All the information is captured in Salesforce, DeLangie said, so trends are easy to establish. "We've had a 52% engagement rate on some campaigns if it's someone she follows." And since the assistant has a name, customers recognize her. If emails come from her, the open rate is significantly higher. "Some people will come to an event and ask if she's here because they want to speak to her," DeLangie said.
Getting a basic chatbot up and running can take a few hours to a few months, depending on the complexity of the scripting involved. With a machine learning model, the bot is trained on the job, with an existing history of calls and industry-specific lexicon. Once it's installed, it needs time to learn and start making predictions.
Peak 10's implementation took only hours, with a Salesforce administrator, a marketing rep and someone from customer success. No developers sat at the table.
Value vs. worth
"The investment decision wasn't a hard sell," DeLangie said. "The cost is nothing compared to what it would cost to do this with humans." She added that she can see with Salesforce how many opportunities her assistant engages -- and the status of those deals -- and it adds up to real dollars. "She's influenced more pipeline than it [has] cost for the tool."
There was some initial concern that some people would find out the assistant isn't real. But, DeLangie said, she's treated like a person and is "absolutely a part of the success with customers." They just have to look at their response rate. And they've started making other communications shorter and similar in tone and format.
Define the use case first, then program the chatbot
The best chatbots are those with the most clearly defined and narrowest use cases, said Mikhail Naumov, co-founder and chief strategy officer for DigitalGenius. The chatbot for a florist will understand if you want to buy a corsage or ship a large arrangement to an anniversary party. An airline, for example, will alert you upon check-in if your gate has changed.
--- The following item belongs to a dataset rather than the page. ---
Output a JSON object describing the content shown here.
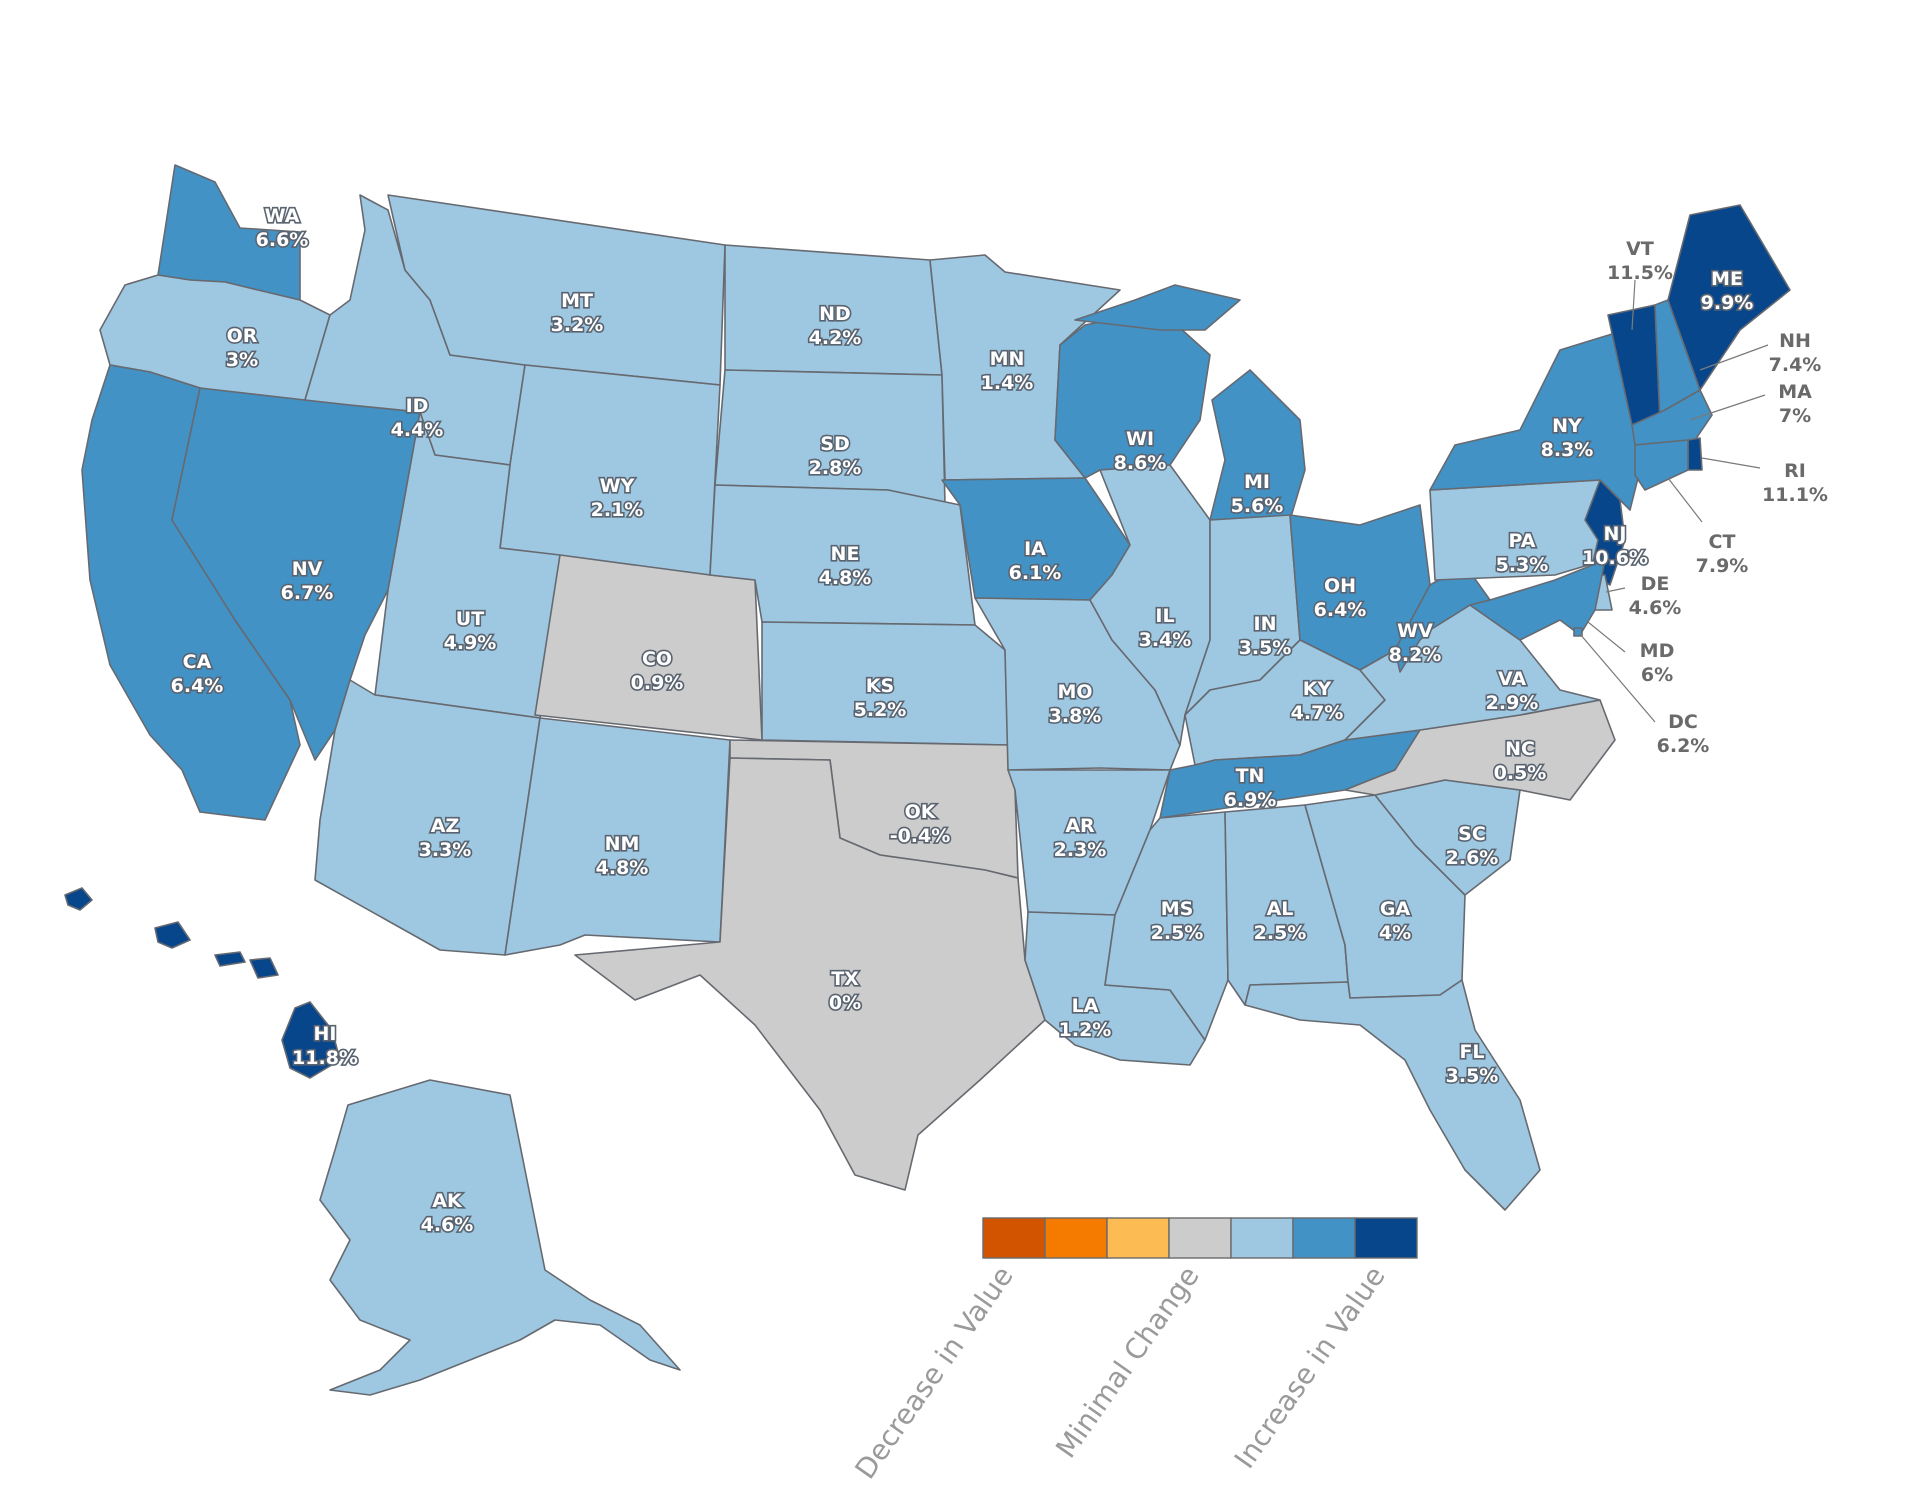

With some slightly more complex applications, you can add more scripting and build a bot to plug in to your CRM to track packages. Big telecoms with thousands of agents around the world, for example, can create more efficiency in their contact centers by using chatbots, Naumov said. They can outsource the repetitive questions to a bot to reduce the amount of manual work a human does and make the business run more effectively.
Where AI, machine learning and deep learning are becoming important is by enabling companies to create projects that are trained on historical customer service data and chat logs. The bot can then suggest answers to a human agent once it's passed off the call. Over time, the algorithm learns from the human agent and transcripts, and these fourth-generation bots can automate responses.
"All conversations are supercritical, but it doesn't make sense for a person to do them," Gerber said. "The vast majority of times people interact with a bot they know it, and that's not necessarily a bad thing. It's like using an ATM instead of a teller."
ROI stories can be simple to gauge with a chatbot that tracks packages. A human would have to call the mailing company, and the phone call costs money. You can assign a dollar figure to the percentage of inquiries that are automated by an NLP bot instead of resolved with a phone call. Chatbots can also be configured to ask if they solved a problem, so success can be measured as well.
A bot with AI doesn't have to fit in to such a narrow box, said Naumov. Value can be measured in the increased efficiency of agents and the amount of time it takes to handle a job. Consider, he said, how you would measure the ROI of a calculator in an accounting firm or Excel at bank. "We are witnessing a transition where AI tools are table stakes for professionals in contact centers," Naumov said.